Arturo si sentì gelare. «Come? Qui? Ora?»
«Sì. Qui, ora» ripeté la signora Aldina facendo il verso al figlio per rivendicare la libertà di poter fare i bisogni quando era il momento. Arturo si voltò verso la moglie.
«Ci pensi tu, cara?»
«Io? Non ci penso davvero! Io me ne occupo, e non dovrei (visto che la madre è tua), quando è in casa e solo perché tu faresti dei disastri… ma, fuori, il divertimento è tutto tuo, cocco.

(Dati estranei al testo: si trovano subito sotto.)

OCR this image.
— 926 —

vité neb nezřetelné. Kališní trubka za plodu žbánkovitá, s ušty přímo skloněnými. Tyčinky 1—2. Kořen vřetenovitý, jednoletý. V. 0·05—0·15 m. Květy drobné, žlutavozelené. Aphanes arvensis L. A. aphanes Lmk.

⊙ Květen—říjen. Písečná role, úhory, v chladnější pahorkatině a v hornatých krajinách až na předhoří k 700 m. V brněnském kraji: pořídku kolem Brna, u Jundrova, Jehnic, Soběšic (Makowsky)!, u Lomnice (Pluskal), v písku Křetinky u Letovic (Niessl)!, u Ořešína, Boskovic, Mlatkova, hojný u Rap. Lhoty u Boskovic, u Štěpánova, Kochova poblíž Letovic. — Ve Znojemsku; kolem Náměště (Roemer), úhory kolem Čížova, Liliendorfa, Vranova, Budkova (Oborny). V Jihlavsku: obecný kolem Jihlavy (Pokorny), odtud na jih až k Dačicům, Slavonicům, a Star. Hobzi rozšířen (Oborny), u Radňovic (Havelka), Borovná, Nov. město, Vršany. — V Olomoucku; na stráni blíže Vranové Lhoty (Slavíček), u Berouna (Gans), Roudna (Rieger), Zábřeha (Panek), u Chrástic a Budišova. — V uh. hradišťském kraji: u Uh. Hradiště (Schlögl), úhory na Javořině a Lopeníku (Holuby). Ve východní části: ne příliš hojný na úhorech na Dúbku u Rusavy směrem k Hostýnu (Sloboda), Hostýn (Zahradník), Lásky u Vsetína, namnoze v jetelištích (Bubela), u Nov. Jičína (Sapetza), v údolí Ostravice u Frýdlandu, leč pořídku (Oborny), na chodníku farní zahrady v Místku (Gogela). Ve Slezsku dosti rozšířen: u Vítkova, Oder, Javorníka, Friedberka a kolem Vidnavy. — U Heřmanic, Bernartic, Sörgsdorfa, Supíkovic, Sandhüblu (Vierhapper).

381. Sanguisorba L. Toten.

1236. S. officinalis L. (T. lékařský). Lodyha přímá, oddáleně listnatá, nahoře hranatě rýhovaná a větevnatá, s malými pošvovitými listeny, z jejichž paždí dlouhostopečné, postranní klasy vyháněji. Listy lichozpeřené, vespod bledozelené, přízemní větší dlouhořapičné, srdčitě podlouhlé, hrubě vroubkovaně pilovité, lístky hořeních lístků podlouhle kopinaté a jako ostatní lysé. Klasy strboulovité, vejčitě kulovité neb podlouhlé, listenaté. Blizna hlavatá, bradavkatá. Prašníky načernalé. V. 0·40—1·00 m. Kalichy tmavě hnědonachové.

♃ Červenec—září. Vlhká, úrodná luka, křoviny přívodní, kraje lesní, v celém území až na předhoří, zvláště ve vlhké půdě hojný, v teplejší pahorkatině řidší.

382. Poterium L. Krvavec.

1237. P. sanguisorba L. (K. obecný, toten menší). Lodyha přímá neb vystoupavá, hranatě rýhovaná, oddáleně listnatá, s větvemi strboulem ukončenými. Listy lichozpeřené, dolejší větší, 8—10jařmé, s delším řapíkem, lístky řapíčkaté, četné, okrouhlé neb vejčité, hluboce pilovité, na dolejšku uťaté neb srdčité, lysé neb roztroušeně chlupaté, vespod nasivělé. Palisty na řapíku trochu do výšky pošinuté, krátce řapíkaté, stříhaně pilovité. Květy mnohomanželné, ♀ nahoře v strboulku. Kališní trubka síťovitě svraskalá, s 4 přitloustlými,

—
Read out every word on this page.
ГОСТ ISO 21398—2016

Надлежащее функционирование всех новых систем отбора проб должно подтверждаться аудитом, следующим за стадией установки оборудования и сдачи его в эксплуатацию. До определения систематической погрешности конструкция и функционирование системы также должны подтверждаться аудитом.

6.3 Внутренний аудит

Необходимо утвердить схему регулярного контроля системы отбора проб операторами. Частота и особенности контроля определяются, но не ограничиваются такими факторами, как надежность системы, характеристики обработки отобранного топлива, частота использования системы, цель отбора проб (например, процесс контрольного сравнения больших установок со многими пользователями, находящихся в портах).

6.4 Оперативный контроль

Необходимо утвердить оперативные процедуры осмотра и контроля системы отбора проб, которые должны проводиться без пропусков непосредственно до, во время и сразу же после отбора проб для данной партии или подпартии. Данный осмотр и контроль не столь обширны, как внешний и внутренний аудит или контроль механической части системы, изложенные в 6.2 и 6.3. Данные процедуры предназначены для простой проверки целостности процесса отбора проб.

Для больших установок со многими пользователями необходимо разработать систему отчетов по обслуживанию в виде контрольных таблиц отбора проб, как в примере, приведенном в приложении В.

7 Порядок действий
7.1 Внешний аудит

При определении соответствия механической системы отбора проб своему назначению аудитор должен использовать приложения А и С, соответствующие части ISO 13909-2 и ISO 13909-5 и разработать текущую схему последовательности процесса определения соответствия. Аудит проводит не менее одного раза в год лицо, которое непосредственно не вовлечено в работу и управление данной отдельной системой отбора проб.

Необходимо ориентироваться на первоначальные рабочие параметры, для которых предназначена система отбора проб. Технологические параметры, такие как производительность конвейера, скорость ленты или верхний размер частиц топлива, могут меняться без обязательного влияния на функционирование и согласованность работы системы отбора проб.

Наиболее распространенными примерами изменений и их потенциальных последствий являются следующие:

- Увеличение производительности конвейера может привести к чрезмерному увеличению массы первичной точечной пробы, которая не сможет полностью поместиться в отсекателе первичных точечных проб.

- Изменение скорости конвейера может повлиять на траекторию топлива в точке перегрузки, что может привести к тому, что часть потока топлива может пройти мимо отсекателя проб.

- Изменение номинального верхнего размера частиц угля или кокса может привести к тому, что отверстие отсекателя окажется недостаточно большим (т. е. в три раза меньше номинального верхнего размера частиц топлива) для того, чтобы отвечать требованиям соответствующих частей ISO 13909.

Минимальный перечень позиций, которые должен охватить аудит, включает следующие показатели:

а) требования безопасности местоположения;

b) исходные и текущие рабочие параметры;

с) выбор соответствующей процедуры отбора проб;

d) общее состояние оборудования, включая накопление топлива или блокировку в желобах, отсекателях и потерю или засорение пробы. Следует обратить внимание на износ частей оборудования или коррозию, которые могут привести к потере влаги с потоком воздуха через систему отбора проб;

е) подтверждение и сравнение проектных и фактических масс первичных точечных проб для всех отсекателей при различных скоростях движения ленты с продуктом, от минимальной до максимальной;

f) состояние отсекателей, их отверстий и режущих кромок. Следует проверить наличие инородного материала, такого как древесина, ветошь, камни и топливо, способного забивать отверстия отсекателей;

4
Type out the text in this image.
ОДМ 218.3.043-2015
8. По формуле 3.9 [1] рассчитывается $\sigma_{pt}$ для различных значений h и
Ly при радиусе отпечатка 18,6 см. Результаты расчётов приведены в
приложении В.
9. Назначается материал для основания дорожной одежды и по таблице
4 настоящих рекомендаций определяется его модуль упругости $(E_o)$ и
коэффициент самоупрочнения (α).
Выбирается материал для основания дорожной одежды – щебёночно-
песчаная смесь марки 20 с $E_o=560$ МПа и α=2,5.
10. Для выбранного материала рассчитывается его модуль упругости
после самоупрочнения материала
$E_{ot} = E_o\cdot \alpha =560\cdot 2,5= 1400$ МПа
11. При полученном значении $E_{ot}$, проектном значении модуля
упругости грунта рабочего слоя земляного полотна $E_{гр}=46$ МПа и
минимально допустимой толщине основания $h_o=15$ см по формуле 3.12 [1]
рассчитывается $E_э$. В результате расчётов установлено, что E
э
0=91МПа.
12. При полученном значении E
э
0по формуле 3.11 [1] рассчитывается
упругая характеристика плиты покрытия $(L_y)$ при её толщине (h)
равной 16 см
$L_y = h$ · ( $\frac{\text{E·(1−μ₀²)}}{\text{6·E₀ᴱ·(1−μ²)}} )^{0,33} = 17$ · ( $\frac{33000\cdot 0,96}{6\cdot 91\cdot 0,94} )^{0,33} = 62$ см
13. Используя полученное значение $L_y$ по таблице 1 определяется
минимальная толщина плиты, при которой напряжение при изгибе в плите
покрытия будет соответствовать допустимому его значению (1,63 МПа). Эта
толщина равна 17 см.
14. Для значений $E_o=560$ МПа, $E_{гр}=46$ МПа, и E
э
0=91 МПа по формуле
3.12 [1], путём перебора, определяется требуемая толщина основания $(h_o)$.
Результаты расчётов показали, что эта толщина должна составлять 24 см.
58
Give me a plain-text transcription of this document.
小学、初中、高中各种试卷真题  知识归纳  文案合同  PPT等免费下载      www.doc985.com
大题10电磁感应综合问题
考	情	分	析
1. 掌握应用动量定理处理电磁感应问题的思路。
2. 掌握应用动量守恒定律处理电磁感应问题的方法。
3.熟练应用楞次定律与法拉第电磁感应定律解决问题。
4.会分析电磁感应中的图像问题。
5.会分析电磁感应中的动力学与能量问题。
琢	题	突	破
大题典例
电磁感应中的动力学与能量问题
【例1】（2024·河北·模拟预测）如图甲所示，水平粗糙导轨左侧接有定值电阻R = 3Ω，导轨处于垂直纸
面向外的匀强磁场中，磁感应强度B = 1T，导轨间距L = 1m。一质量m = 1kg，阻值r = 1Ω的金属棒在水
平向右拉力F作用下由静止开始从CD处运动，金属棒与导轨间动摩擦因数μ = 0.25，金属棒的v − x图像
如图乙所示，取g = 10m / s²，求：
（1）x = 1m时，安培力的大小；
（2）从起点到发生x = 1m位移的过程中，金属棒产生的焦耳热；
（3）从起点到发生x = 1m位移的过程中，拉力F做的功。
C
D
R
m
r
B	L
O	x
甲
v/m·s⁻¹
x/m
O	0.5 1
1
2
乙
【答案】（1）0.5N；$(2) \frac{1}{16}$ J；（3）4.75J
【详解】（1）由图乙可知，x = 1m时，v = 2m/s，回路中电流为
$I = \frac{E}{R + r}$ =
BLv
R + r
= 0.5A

Per questo ti raccomando sempre di fargliela fare prima che esca…» disse sorridendo per la sua logica inappuntabile.
«Quando siamo usciti ha detto che non le scappava…» cercò di rimediare Arturo.
«Non mi interessa» fece lei irremovibile «e vediamo di far presto…» e sottolineò la frase cominciando a battere il piede per terra come se stesse tenendo il tempo per una mazurka indiavolata.
Arturo guardò la madre e poi ancora la moglie e poi ancora la madre.
«Almeno il pannolone glielo hai messo?» domandò Clelia certa della risposta.
«Sono capace benissimo di fare da sola» protestò la signora Aldina con disappunto, ma poco convinta.
«Va bene, vieni…» disse lui prendendola per mano e portandola verso i bagni. «Senti, mamma…» le chiese guardandola di sottecchi «devi fare quella piccola o quella grossa…».
La signora Aldina sbuffò e poi rispose: «Quella grossa!»
Ecco, tutte le fortune!’ pensò lui.
Arrivati all’ingresso della toilette la donna si sganciò improvvisamente dalla mano del figlio. «Non voglio essere di peso a nessuno, faccio da sola…» fece stizzita.
«Sei sicura mamma?» Aldina non rispose e sparì dentro la sala.
Arturo si sentì sollevato, ma dopo pochi secondi la vide ritornare.
«Cosa è successo, mamma? È occupato?» L’anziana signora guardava a terra, visibilmente imbarazzata. Fece di no con la testa. «Cos’è successo? Rispondi! Ti senti male?» incalzò preoccupato scuotendola per le braccia.
«No no, è che me la sono fatta addosso.»
Arturo si sentì morire. Pensava già a quante gliene avrebbe dette la moglie.
«Non è colpa mia, però!» cercò di giustificarsi lei, mortificata. «Ho avuto paura! Non ci crederai… ma di là, nel bagno, c’è un orso alto due metri che si sta mangiando una carota.»